Reps. García and Pressley host briefing on transportation and climate, announce caucus
Last week, Representatives Chuy García (IL-4) and Ayanna Pressley (MA-7) co-hosted a briefing on Capitol Hill on the nexus of transportation and the climate crisis and announced the imminent launch of a caucus focused on creating a new vision for our transportation system.
We took our message to Capitol Hill last week, with a packed briefing on the often ignored or misunderstood nexus between transportation and climate change. Transportation is now the single largest source of greenhouse gases (GHG), contributing 29 percent of the United States’ total GHG emissions.

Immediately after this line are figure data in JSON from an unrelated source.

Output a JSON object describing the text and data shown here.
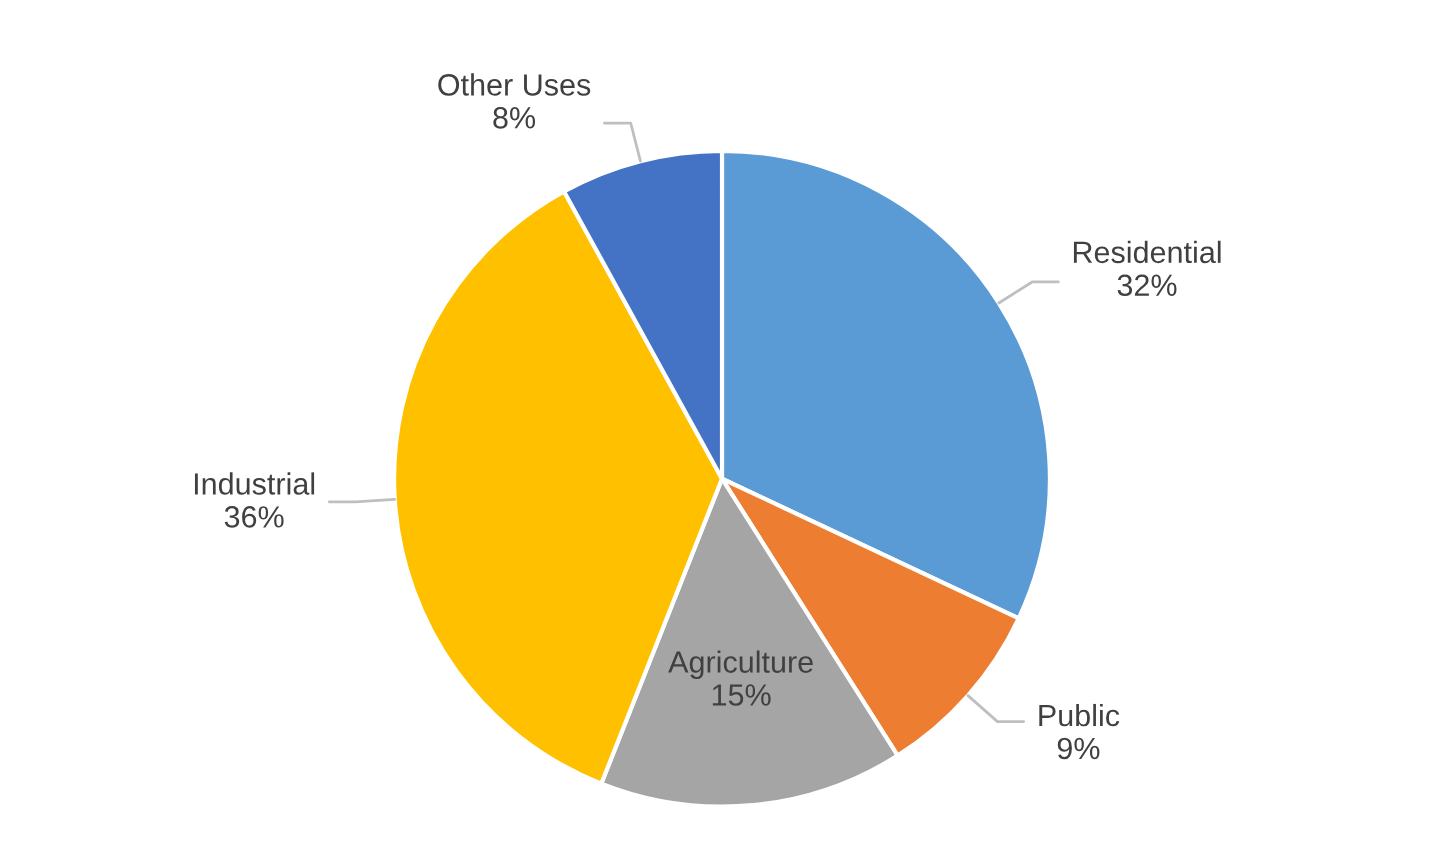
{
  "chart_data": {
    "type": "pie",
    "categories": [
      "Residential",
      "Public",
      "Agriculture",
      "Industrial",
      "Other Uses"
    ],
    "values": [
      32,
      9,
      15,
      36,
      8
    ],
    "value_labels": [
      "32%",
      "9%",
      "15%",
      "36%",
      "8%"
    ],
    "colors": [
      "#5b9bd5",
      "#ed7d31",
      "#a5a5a5",
      "#ffc000",
      "#4472c4"
    ],
    "legend": false
  }
}
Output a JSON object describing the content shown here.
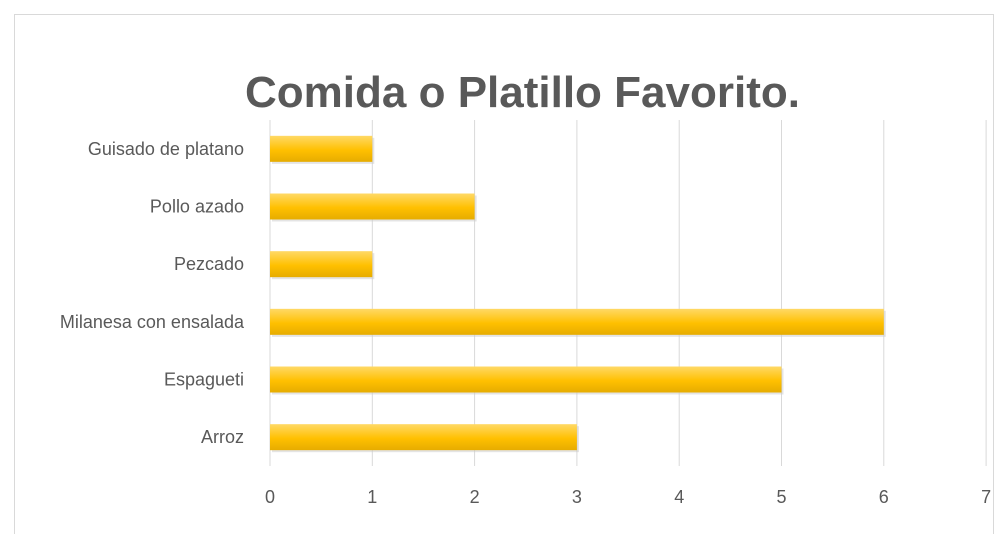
{
  "chart_data": {
    "type": "bar",
    "orientation": "horizontal",
    "title": "Comida o Platillo Favorito.",
    "categories": [
      "Guisado de platano",
      "Pollo azado",
      "Pezcado",
      "Milanesa con ensalada",
      "Espagueti",
      "Arroz"
    ],
    "values": [
      1,
      2,
      1,
      6,
      5,
      3
    ],
    "xlim": [
      0,
      7
    ],
    "xticks": [
      "0",
      "1",
      "2",
      "3",
      "4",
      "5",
      "6",
      "7"
    ],
    "grid": true,
    "bar_color": "#ffc000",
    "bar_color_light": "#ffd966"
  }
}
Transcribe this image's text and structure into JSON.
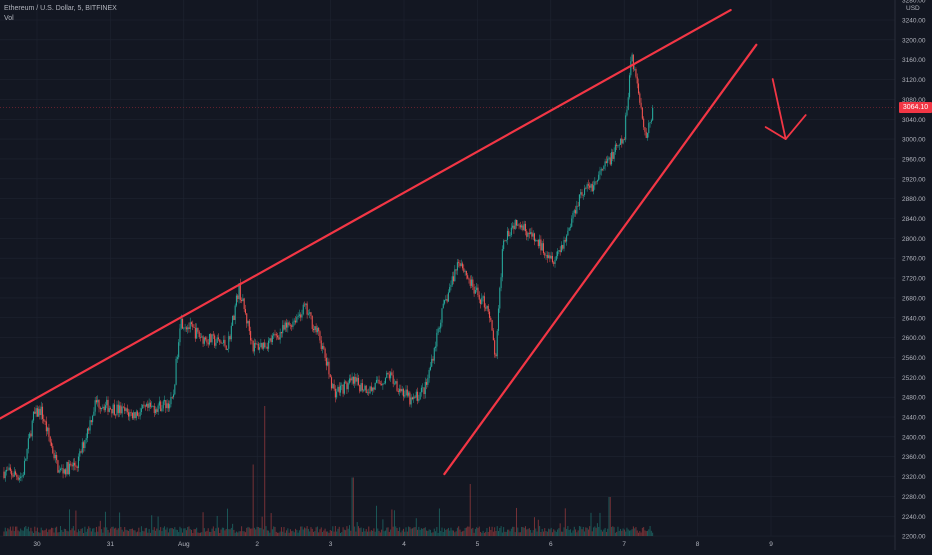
{
  "legend": {
    "symbol_line": "Ethereum / U.S. Dollar, 5, BITFINEX",
    "indicator": "Vol"
  },
  "price_axis": {
    "currency": "USD",
    "labels": [
      "3280.00",
      "3240.00",
      "3200.00",
      "3160.00",
      "3120.00",
      "3080.00",
      "3040.00",
      "3000.00",
      "2960.00",
      "2920.00",
      "2880.00",
      "2840.00",
      "2800.00",
      "2760.00",
      "2720.00",
      "2680.00",
      "2640.00",
      "2600.00",
      "2560.00",
      "2520.00",
      "2480.00",
      "2440.00",
      "2400.00",
      "2360.00",
      "2320.00",
      "2280.00",
      "2240.00",
      "2200.00"
    ],
    "current_price": "3064.10"
  },
  "time_axis": {
    "labels": [
      "30",
      "31",
      "Aug",
      "2",
      "3",
      "4",
      "5",
      "6",
      "7",
      "8",
      "9"
    ]
  },
  "colors": {
    "background": "#131722",
    "grid": "#1f2431",
    "text": "#b2b5be",
    "up": "#26a69a",
    "down": "#ef5350",
    "drawing": "#f23645"
  },
  "chart_data": {
    "type": "candlestick",
    "title": "Ethereum / U.S. Dollar, 5, BITFINEX",
    "indicator": "Vol",
    "ylabel": "USD",
    "ylim": [
      2200,
      3280
    ],
    "x_ticks": [
      "30",
      "31",
      "Aug",
      "2",
      "3",
      "4",
      "5",
      "6",
      "7",
      "8",
      "9"
    ],
    "x_days": [
      30,
      31,
      32,
      33,
      34,
      35,
      36,
      37,
      38,
      39,
      40
    ],
    "last_price": 3064.1,
    "price_path": [
      [
        29.55,
        2330
      ],
      [
        29.8,
        2320
      ],
      [
        29.95,
        2440
      ],
      [
        30.05,
        2455
      ],
      [
        30.3,
        2330
      ],
      [
        30.55,
        2345
      ],
      [
        30.8,
        2470
      ],
      [
        31.0,
        2460
      ],
      [
        31.3,
        2445
      ],
      [
        31.6,
        2460
      ],
      [
        31.85,
        2470
      ],
      [
        31.95,
        2635
      ],
      [
        32.25,
        2600
      ],
      [
        32.6,
        2585
      ],
      [
        32.75,
        2700
      ],
      [
        32.95,
        2580
      ],
      [
        33.15,
        2590
      ],
      [
        33.4,
        2620
      ],
      [
        33.65,
        2660
      ],
      [
        33.85,
        2600
      ],
      [
        34.05,
        2490
      ],
      [
        34.3,
        2510
      ],
      [
        34.55,
        2495
      ],
      [
        34.8,
        2525
      ],
      [
        35.1,
        2470
      ],
      [
        35.3,
        2500
      ],
      [
        35.5,
        2640
      ],
      [
        35.75,
        2760
      ],
      [
        35.95,
        2695
      ],
      [
        36.15,
        2660
      ],
      [
        36.25,
        2555
      ],
      [
        36.35,
        2800
      ],
      [
        36.55,
        2840
      ],
      [
        36.75,
        2800
      ],
      [
        37.05,
        2760
      ],
      [
        37.2,
        2800
      ],
      [
        37.4,
        2890
      ],
      [
        37.6,
        2910
      ],
      [
        37.8,
        2960
      ],
      [
        38.0,
        3000
      ],
      [
        38.1,
        3175
      ],
      [
        38.2,
        3090
      ],
      [
        38.3,
        3005
      ],
      [
        38.4,
        3064.1
      ]
    ],
    "trendlines": [
      {
        "name": "upper",
        "from": [
          29.35,
          2425
        ],
        "to": [
          39.45,
          3260
        ]
      },
      {
        "name": "lower",
        "from": [
          35.55,
          2325
        ],
        "to": [
          39.8,
          3190
        ]
      }
    ],
    "arrow": {
      "direction": "down",
      "tip": [
        40.2,
        3000
      ]
    },
    "volume_spikes": [
      [
        33.1,
        1.0
      ],
      [
        32.95,
        0.55
      ],
      [
        34.3,
        0.45
      ],
      [
        35.9,
        0.4
      ],
      [
        37.8,
        0.3
      ]
    ]
  }
}
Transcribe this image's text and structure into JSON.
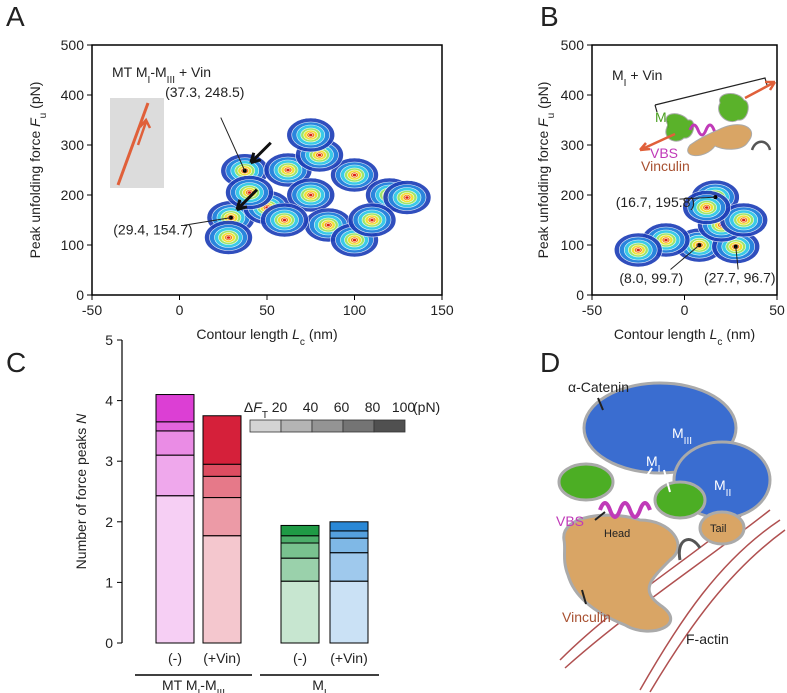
{
  "panel_labels": [
    "A",
    "B",
    "C",
    "D"
  ],
  "chart_data": [
    {
      "type": "contour",
      "title": [
        [
          "MT M",
          ""
        ],
        [
          "I",
          "sub"
        ],
        [
          "-M",
          ""
        ],
        [
          "III",
          "sub"
        ],
        [
          " + Vin",
          ""
        ]
      ],
      "x_label": [
        [
          "Contour length ",
          ""
        ],
        [
          "L",
          "i"
        ],
        [
          "c",
          "sub"
        ],
        [
          " (nm)",
          ""
        ]
      ],
      "y_label": [
        [
          "Peak unfolding force ",
          ""
        ],
        [
          "F",
          "i"
        ],
        [
          "u",
          "sub"
        ],
        [
          " (pN)",
          ""
        ]
      ],
      "xlim": [
        -50,
        150
      ],
      "xticks": [
        -50,
        0,
        50,
        100,
        150
      ],
      "ylim": [
        0,
        500
      ],
      "yticks": [
        0,
        100,
        200,
        300,
        400,
        500
      ],
      "hotspots": {
        "x": [
          37.3,
          29.4,
          50,
          40,
          62,
          75,
          85,
          100,
          100,
          120,
          130,
          110,
          60,
          80,
          75,
          28
        ],
        "y": [
          248.5,
          154.7,
          175,
          205,
          250,
          200,
          140,
          110,
          240,
          200,
          195,
          150,
          150,
          280,
          320,
          115
        ]
      },
      "peaks": [
        {
          "x": 37.3,
          "y": 248.5,
          "label": "(37.3, 248.5)"
        },
        {
          "x": 29.4,
          "y": 154.7,
          "label": "(29.4, 154.7)"
        }
      ]
    },
    {
      "type": "contour",
      "title": [
        [
          "M",
          ""
        ],
        [
          "I",
          "sub"
        ],
        [
          " + Vin",
          ""
        ]
      ],
      "x_label": [
        [
          "Contour length ",
          ""
        ],
        [
          "L",
          "i"
        ],
        [
          "c",
          "sub"
        ],
        [
          " (nm)",
          ""
        ]
      ],
      "y_label": [
        [
          "Peak unfolding force ",
          ""
        ],
        [
          "F",
          "i"
        ],
        [
          "u",
          "sub"
        ],
        [
          " (pN)",
          ""
        ]
      ],
      "xlim": [
        -50,
        50
      ],
      "xticks": [
        -50,
        0,
        50
      ],
      "ylim": [
        0,
        500
      ],
      "yticks": [
        0,
        100,
        200,
        300,
        400,
        500
      ],
      "hotspots": {
        "x": [
          16.7,
          8.0,
          27.7,
          -10,
          20,
          32,
          -25,
          12
        ],
        "y": [
          195.8,
          99.7,
          96.7,
          110,
          140,
          150,
          90,
          175
        ]
      },
      "peaks": [
        {
          "x": 16.7,
          "y": 195.8,
          "label": "(16.7, 195.8)"
        },
        {
          "x": 8.0,
          "y": 99.7,
          "label": "(8.0, 99.7)"
        },
        {
          "x": 27.7,
          "y": 96.7,
          "label": "(27.7, 96.7)"
        }
      ],
      "inset_labels": [
        [
          [
            "M",
            ""
          ],
          [
            "I",
            "sub"
          ]
        ],
        [
          [
            "VBS",
            ""
          ]
        ],
        [
          [
            "Vinculin",
            ""
          ]
        ]
      ]
    },
    {
      "type": "stacked_bar",
      "y_label": [
        [
          "Number of force peaks ",
          ""
        ],
        [
          "N",
          "i"
        ]
      ],
      "categories": [
        "(-)",
        "(+Vin)",
        "(-)",
        "(+Vin)"
      ],
      "category_colors": [
        "#dc3fd4",
        "#d5203a",
        "#1f9a45",
        "#2a88d6"
      ],
      "groups": [
        {
          "label": [
            [
              "MT M",
              ""
            ],
            [
              "I",
              "sub"
            ],
            [
              "-M",
              ""
            ],
            [
              "III",
              "sub"
            ]
          ],
          "span": [
            0,
            1
          ]
        },
        {
          "label": [
            [
              "M",
              ""
            ],
            [
              "I",
              "sub"
            ]
          ],
          "span": [
            2,
            3
          ]
        }
      ],
      "legend_title": [
        [
          "Δ",
          ""
        ],
        [
          "F",
          "i"
        ],
        [
          "T",
          "sub"
        ]
      ],
      "legend_unit": "(pN)",
      "series": [
        {
          "name": "20",
          "color": "#d4d4d4",
          "opacity": 0.25,
          "values": [
            2.43,
            1.77,
            1.02,
            1.02
          ]
        },
        {
          "name": "40",
          "color": "#b4b4b4",
          "opacity": 0.45,
          "values": [
            0.67,
            0.63,
            0.38,
            0.47
          ]
        },
        {
          "name": "60",
          "color": "#949494",
          "opacity": 0.6,
          "values": [
            0.4,
            0.35,
            0.25,
            0.24
          ]
        },
        {
          "name": "80",
          "color": "#747474",
          "opacity": 0.8,
          "values": [
            0.15,
            0.2,
            0.12,
            0.12
          ]
        },
        {
          "name": "100",
          "color": "#505050",
          "opacity": 1,
          "values": [
            0.45,
            0.8,
            0.17,
            0.15
          ]
        }
      ],
      "ylim": [
        0,
        5
      ],
      "yticks": [
        0,
        1,
        2,
        3,
        4,
        5
      ]
    }
  ],
  "diagram": {
    "labels": [
      [
        [
          "α-Catenin",
          ""
        ]
      ],
      [
        [
          "M",
          ""
        ],
        [
          "III",
          "sub"
        ]
      ],
      [
        [
          "M",
          ""
        ],
        [
          "II",
          "sub"
        ]
      ],
      [
        [
          "M",
          ""
        ],
        [
          "I",
          "sub"
        ]
      ],
      [
        [
          "VBS",
          ""
        ]
      ],
      [
        [
          "Head",
          ""
        ]
      ],
      [
        [
          "Tail",
          ""
        ]
      ],
      [
        [
          "Vinculin",
          ""
        ]
      ],
      [
        [
          "F-actin",
          ""
        ]
      ]
    ]
  }
}
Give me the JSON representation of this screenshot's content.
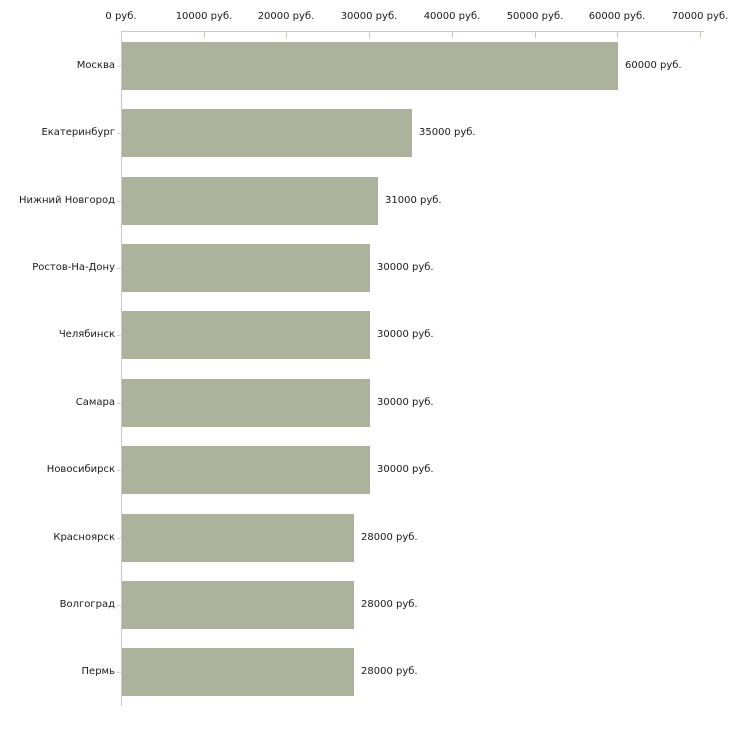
{
  "chart_data": {
    "type": "bar",
    "orientation": "horizontal",
    "title": "",
    "xlabel": "",
    "ylabel": "",
    "categories": [
      "Москва",
      "Екатеринбург",
      "Нижний Новгород",
      "Ростов-На-Дону",
      "Челябинск",
      "Самара",
      "Новосибирск",
      "Красноярск",
      "Волгоград",
      "Пермь"
    ],
    "values": [
      60000,
      35000,
      31000,
      30000,
      30000,
      30000,
      30000,
      28000,
      28000,
      28000
    ],
    "value_labels": [
      "60000 руб.",
      "35000 руб.",
      "31000 руб.",
      "30000 руб.",
      "30000 руб.",
      "30000 руб.",
      "30000 руб.",
      "28000 руб.",
      "28000 руб.",
      "28000 руб."
    ],
    "x_axis": {
      "position": "top",
      "min": 0,
      "max": 70000,
      "tick_values": [
        0,
        10000,
        20000,
        30000,
        40000,
        50000,
        60000,
        70000
      ],
      "tick_labels": [
        "0 руб.",
        "10000 руб.",
        "20000 руб.",
        "30000 руб.",
        "40000 руб.",
        "50000 руб.",
        "60000 руб.",
        "70000 руб."
      ]
    },
    "grid": false,
    "legend": false,
    "colors": {
      "bar": "#acb29c",
      "axis": "#cbcbb8",
      "text": "#1a1a1a",
      "background": "#ffffff"
    }
  }
}
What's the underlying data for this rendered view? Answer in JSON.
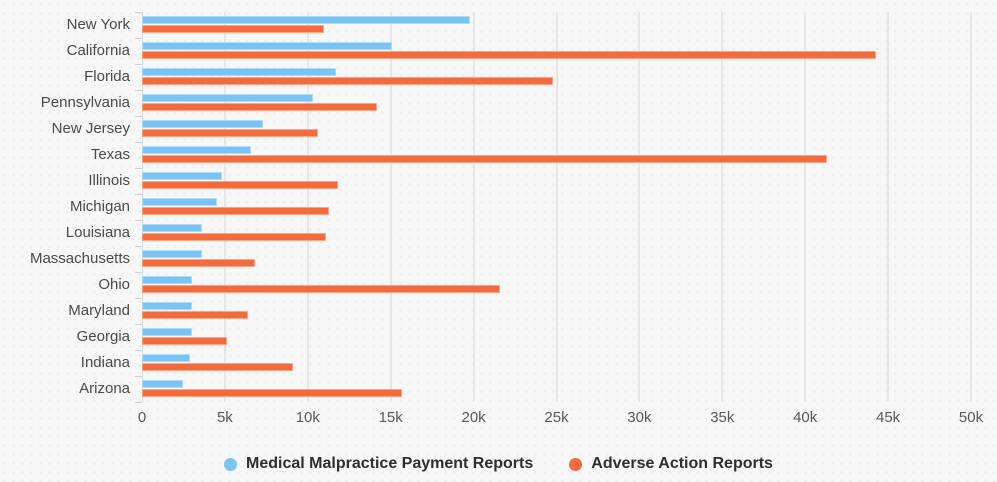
{
  "chart_data": {
    "type": "bar",
    "orientation": "horizontal",
    "title": "",
    "categories": [
      "New York",
      "California",
      "Florida",
      "Pennsylvania",
      "New Jersey",
      "Texas",
      "Illinois",
      "Michigan",
      "Louisiana",
      "Massachusetts",
      "Ohio",
      "Maryland",
      "Georgia",
      "Indiana",
      "Arizona"
    ],
    "series": [
      {
        "name": "Medical Malpractice Payment Reports",
        "color": "#79c4f2",
        "border_color": "#aedcf8",
        "values": [
          19800,
          15100,
          11700,
          10300,
          7300,
          6600,
          4800,
          4500,
          3600,
          3600,
          3000,
          3000,
          3000,
          2900,
          2500
        ]
      },
      {
        "name": "Adverse Action Reports",
        "color": "#f26a3d",
        "border_color": "#f8a584",
        "values": [
          11000,
          44300,
          24800,
          14200,
          10600,
          41300,
          11800,
          11300,
          11100,
          6800,
          21600,
          6400,
          5100,
          9100,
          15700
        ]
      }
    ],
    "x_axis": {
      "min": 0,
      "max": 50000,
      "tick_step": 5000,
      "tick_labels": [
        "0",
        "5k",
        "10k",
        "15k",
        "20k",
        "25k",
        "30k",
        "35k",
        "40k",
        "45k",
        "50k"
      ]
    },
    "grid": true,
    "legend_position": "bottom",
    "background_color": "#f7f7f7",
    "gridline_color": "#e6e6e6"
  }
}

While many other sectors have actually improved, transportation is headed in the wrong direction.
When we talk about transportation and climate change, we too often only discuss electric vehicles and CAFE standards or fuel efficiency. The distance we drive, known as vehicle miles traveled or VMT, is entirely left out of the conversation. As we have discussed, federal policy incentives communities to build car-oriented places that are unpleasant or unsafe for anyone outside of a car. This forces people to drive more and further, generating emissions and worsening climate change.
At the briefing, Reps. García and Pressley kicked it off with a pre-recorded welcome video in which both members of Congress expressed the need for a more visionary and equitable transportation policy. Their creation of a caucus that would focus on policy first rather than funding is especially timely. With the next surface transportation reauthorization right around the corner and climate change emerging as a top issue for voters, this is a much needed discussion on Capitol Hill.
Transportation for America’s Policy Director Scott Goldstein then spoke alongside Adie Tomer of Brookings and Rob Puentes of the Eno Center for Transportation about the links between transportation and climate change. The three provided Congressional staffers an overview of how our surface transportation policy has incentivized more driving, which has lead to more emissions.
The briefing was very well attended, with more than 50 Congressional staffers present. Goldstein, Tomer, and Puentes each spoke of the need to reorient federal transportation funding away from highways and instead prioritize spending for repairing the infrastructure we already have and for projects that increase access within communities. Doing so would make it safer and more convenient for people to take transit, make shorter car trips, walk, and bike. These strategies, the speakers stated, are crucial to reducing transportation emissions.
We’re excited to have Rep. García and Rep. Pressley championing these issues and we’ll tell you more about the caucus once it formally launches.